Yesterday's radar highlighted the physical limits of the boom; Thursday focuses on the fine print of management. A UBS survey confirms that most large companies are already rationing their AI spending, OpenAI has hired a Google Cloud veteran to build its certified partner network — implementation is becoming a channel, as Ode previously pointed out —, and Granada will host Andalusia's first major AI data center. Three signs of maturity: AI is ceasing to be an experiment and is starting to be managed like any other business line — with budget, channel, and territory.

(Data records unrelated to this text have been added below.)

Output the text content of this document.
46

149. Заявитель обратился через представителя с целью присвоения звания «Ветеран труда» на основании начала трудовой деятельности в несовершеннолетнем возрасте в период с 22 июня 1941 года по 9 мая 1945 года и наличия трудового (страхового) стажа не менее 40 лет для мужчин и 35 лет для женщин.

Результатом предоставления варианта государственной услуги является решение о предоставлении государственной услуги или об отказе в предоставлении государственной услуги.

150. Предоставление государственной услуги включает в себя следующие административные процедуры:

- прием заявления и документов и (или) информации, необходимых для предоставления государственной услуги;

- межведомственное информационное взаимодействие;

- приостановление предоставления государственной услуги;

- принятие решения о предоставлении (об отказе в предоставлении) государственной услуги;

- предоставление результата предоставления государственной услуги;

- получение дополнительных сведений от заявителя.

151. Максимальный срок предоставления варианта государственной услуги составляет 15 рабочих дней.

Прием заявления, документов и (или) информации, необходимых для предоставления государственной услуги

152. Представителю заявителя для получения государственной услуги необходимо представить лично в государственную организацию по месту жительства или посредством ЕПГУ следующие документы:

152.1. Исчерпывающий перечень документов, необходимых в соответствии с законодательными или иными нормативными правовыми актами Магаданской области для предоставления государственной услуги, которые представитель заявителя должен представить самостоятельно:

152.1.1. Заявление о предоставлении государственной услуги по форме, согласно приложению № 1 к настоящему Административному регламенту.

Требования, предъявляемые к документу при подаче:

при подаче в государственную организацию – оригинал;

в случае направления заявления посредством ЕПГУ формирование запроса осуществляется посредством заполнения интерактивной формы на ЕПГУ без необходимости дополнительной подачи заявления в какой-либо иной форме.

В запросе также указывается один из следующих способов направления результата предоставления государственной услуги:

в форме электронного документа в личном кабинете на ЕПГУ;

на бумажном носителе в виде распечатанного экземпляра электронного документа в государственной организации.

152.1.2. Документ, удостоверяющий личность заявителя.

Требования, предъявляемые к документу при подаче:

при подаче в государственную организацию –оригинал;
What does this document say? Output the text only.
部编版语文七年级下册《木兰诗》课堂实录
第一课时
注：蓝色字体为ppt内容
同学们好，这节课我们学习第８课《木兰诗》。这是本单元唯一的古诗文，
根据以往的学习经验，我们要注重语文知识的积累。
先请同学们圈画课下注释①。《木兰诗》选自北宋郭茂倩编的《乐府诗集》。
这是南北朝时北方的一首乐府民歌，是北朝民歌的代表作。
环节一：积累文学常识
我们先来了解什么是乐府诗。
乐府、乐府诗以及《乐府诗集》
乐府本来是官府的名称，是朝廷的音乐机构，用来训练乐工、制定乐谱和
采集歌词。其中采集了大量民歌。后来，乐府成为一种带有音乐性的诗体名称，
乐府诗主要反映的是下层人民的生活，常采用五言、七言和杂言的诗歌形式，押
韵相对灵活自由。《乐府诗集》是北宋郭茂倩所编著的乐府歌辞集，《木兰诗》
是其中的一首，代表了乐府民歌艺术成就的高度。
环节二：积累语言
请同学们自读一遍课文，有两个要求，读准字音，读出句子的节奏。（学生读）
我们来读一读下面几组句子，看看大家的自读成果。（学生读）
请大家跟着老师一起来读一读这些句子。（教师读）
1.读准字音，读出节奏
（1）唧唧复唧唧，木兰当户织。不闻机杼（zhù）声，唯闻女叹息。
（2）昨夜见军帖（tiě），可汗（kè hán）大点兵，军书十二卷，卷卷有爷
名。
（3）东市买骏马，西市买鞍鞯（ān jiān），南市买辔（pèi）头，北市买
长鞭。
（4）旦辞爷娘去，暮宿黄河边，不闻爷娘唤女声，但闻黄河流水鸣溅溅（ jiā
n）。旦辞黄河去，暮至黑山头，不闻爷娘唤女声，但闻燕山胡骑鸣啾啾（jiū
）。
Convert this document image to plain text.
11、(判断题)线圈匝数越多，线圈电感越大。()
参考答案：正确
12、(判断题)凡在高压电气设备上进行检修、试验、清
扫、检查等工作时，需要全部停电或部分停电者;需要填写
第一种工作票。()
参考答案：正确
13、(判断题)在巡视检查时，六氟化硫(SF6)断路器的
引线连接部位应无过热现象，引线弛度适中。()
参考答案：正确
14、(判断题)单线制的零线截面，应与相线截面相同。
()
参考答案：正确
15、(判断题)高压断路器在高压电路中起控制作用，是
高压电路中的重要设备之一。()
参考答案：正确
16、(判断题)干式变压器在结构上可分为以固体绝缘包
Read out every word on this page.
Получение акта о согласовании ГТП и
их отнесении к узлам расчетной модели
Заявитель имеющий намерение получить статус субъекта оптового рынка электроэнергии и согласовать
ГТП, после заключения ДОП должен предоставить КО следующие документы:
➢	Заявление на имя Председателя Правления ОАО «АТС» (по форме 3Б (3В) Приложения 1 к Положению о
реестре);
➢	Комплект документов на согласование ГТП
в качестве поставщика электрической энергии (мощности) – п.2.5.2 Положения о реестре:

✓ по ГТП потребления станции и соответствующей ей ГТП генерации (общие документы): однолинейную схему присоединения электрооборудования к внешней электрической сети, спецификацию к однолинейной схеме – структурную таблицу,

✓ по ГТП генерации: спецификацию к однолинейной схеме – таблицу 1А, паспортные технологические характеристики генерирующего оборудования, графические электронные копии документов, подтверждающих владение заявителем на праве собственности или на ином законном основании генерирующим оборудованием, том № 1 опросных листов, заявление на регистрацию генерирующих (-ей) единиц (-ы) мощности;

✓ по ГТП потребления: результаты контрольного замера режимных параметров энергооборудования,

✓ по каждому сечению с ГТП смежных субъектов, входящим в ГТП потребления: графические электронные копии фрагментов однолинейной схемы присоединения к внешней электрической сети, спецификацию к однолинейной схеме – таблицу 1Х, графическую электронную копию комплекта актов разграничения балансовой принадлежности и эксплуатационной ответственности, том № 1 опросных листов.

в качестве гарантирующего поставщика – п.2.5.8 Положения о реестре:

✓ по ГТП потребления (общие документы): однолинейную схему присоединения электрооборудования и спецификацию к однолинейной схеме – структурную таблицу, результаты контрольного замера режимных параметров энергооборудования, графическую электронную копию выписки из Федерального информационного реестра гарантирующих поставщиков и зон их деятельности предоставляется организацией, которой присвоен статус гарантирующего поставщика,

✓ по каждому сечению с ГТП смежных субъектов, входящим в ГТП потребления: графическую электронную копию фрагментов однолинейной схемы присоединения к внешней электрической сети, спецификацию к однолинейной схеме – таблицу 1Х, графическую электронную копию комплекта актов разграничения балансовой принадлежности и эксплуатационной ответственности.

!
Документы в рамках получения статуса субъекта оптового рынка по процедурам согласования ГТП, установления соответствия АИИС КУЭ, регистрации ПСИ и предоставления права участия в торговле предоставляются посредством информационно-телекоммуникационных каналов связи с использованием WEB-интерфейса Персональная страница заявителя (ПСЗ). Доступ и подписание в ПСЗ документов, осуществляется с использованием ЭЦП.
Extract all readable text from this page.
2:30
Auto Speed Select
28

60% of large companies are already rationing AI: cost per token is the new management metric
Corporate AI is entering its era of efficiency, according to EFE: now that models have proven they work, it's time to prove they generate enough value to justify the expense. The hard data comes from a UBS survey of 130 companies: 60% have already imposed AI spending restrictions to maximize ROI, with documented cases of employees consuming $35,000 per month just in tokens. **For your company:** if corporations with nine-figure budgets are rationing, an SME cannot operate on an open bar — measure the cost per completed task (not per token), set limits per user, and establish alerts from the first pilot; the tools already exist, such as the per-user limits that Anthropic added to Claude Enterprise last week. Source
OpenAI hires Google Cloud's head of partner network: the era of the "Certified AI Partner" is coming
OpenAI has hired Philip Larson, previously responsible for the Google Cloud partner network with two decades of experience in channel ecosystems (Snowflake, VMware), as Senior Director of the OpenAI Partner Network — the partner program launched last month with $150 million for third parties to sell, implement, and develop solutions with its technology, including certifications, training, and incentives. This is their second major hire from Google Cloud in weeks, following Colleen Kapase as VP of Strategic Alliances. **For your company:** AI implementation is becoming professionalized just as cloud services did — soon there will be "OpenAI Certified Partners" in Spain just as there are for AWS or Salesforce today, which gives you an objective criterion to demand when choosing an integrator; however, the usual warning applies: a partner certified by a single lab will push their stack, so request architectures that allow for switching models without rebuilding the entire system. Source
Granada to build Andalusia's first major AI data center: 100 MW of renewable power from 2027
Energy company Cuerva and developer Alto Infrastructure announced this week SP01, a specialized AI data center in the CITAI park in Escúzar (Granada): 100 MW of redundant power fueled entirely by renewables, closed-circuit liquid cooling with near-zero water consumption, about 700 million euros in infrastructure within a project that could exceed 3 billion euros with servers and GPUs, and the first phase operational in June 2027. It is oriented towards high-density computing for training and operating advanced models. **For your company:** more AI computing on Spanish soil means real options for data residency in Spain — relevant if GDPR, the AI Act, or your regulated sector requires you to know where everything is processed — and, in the medium term, better pricing and latency; the contrast with yesterday's New York moratorium offers another takeaway: while some are braking data centers, Spain is competing to attract them. Source
What to watch tomorrow?
Tomorrow, the 17th, is the date leaks point to for Gemini 3.5 Pro — 2 million token context window and aggressive API pricing, though not yet confirmed by Google — coinciding with the opening of the Shanghai World AI Conference. And the AI Act's digital Omnibus remains pending publication in the EU Official Journal.